I am not sure it will matter much to the direction of oil prices this week, but the weekly inventory cycle will get underway today as the API data will be released at 4:30 PM EST followed by the more widely watched EIA data on Thursday morning. My projections for this week’s inventory reports are summarized in the following table. I am expecting an across the board build for US oil stocks and yet another overall build in total commercial stocks of crude oil and refined products combined. I am expecting another strong build of about 2 million barrels of crude oil inventories, mostly as a result of the industry continuing to readjust inventories after managing end-of-year stock levels as well as a modest increase in imports. If the actual numbers are in sync with my projections the year-over-year surplus of crude oil would come in at 10.4 million barrels while the overhang versus the five-year average for the same week will be about 17.9 million barrels.

Stock projections

With runs expected to increase by about 0.1% and with imports expected to increase a bit, I am expecting another strong increase in gasoline stocks. Gasoline stocks are expected to build by about 1.3 million barrels, which would result in gasoline stocks hovering around 20 years highs for this time of the year. This week the gasoline year-over-year surplus is projected to widen around 11.5 million barrels while the surplus versus the five-year average for the same week will widen to about 17.8 million barrels. Gasoline stocks will have built for nine weeks in a row if my projection for another build this week is in line with the actuals. If so, gasoline stocks will have increased by about 23 million barrels over the aforementioned timeframe.
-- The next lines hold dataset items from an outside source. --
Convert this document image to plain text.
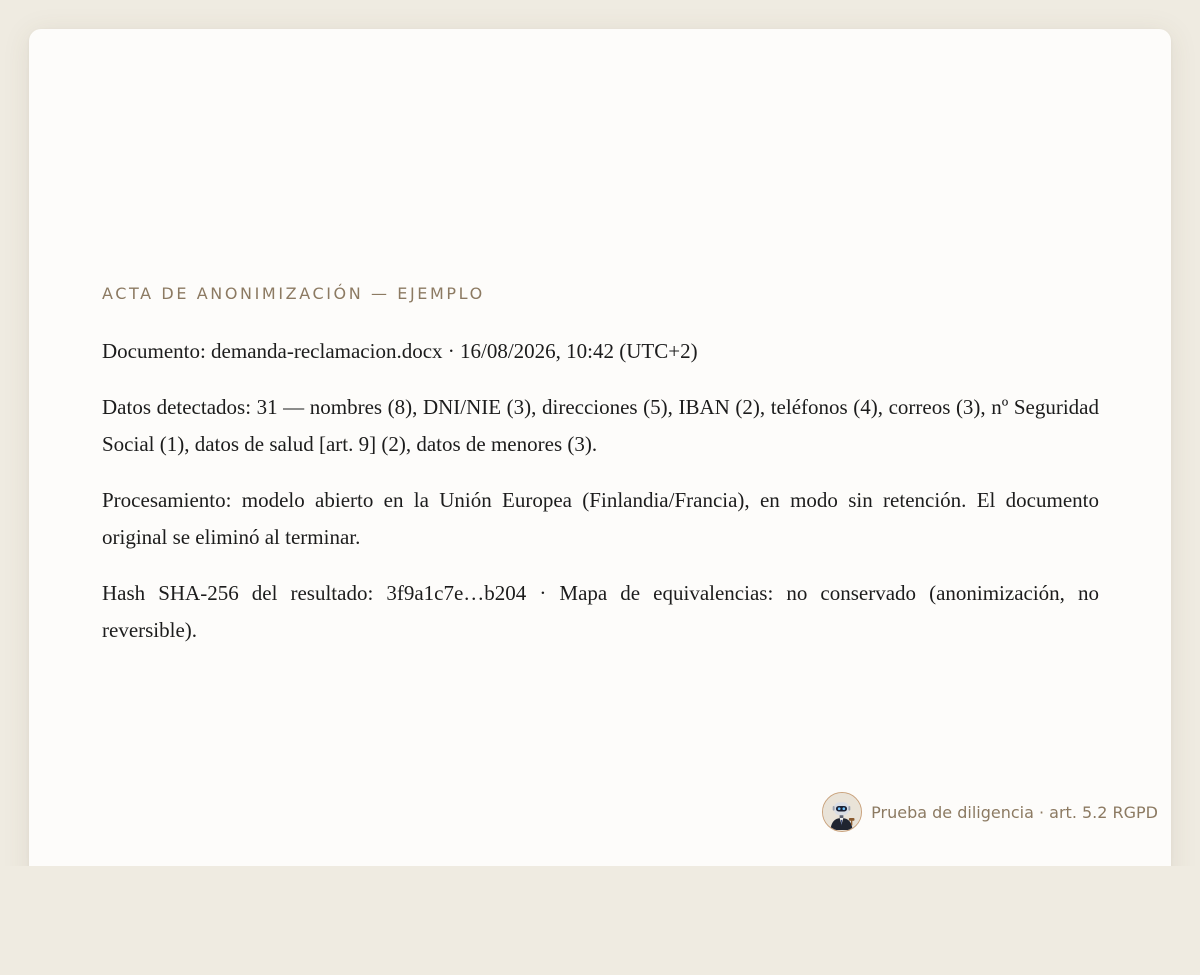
ACTA DE ANONIMIZACIÓN — EJEMPLO

Documento: demanda-reclamacion.docx · 16/08/2026, 10:42 (UTC+2)

Datos detectados: 31 — nombres (8), DNI/NIE (3), direcciones (5), IBAN (2), teléfonos (4), correos (3), nº Seguridad Social (1), datos de salud [art. 9] (2), datos de menores (3).

Procesamiento: modelo abierto en la Unión Europea (Finlandia/Francia), en modo sin retención. El documento original se eliminó al terminar.

Hash SHA-256 del resultado: 3f9a1c7e…b204 · Mapa de equivalencias: no conservado (anonimización, no reversible).

Prueba de diligencia · art. 5.2 RGPD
Distillate fuel is projected to increase modestly by 0.3 million barrels, mostly as a result of the warmer than normal temperatures experienced last week. As has been the case for the last eight weeks or so, it is mostly diesel fuel inventories that have been rising strongly as the US economy continues to grow very slowly. The latest NOAA weather forecasts are now calling for a return to more normal winter temperatures for the upper portion of the US over the next several weeks. With the vast majority of the winter heating season now in the history books, the consistent decline in heating oil stocks may also start to perform much like diesel stocks have been over the last several months and that is to start into a premature inventory building pattern during the projecting moderation of temperatures during the second half of February. In fact heating oil stocks actually built in last week's EIA report. If the actual EIA data is in sync with my distillate fuel projection inventories versus last year will likely now be about 8.9 million barrels above last year while the overhang versus the five-year average will be around 25.4 million barrels. Refiners are continuing to try to manage the overhang of crude oil by converting it into refined products and moving products into inventory. Net result the US continues to remain well oversupplied of just about everything in the oil complex with supply expected to remain robust for the foreseeable future.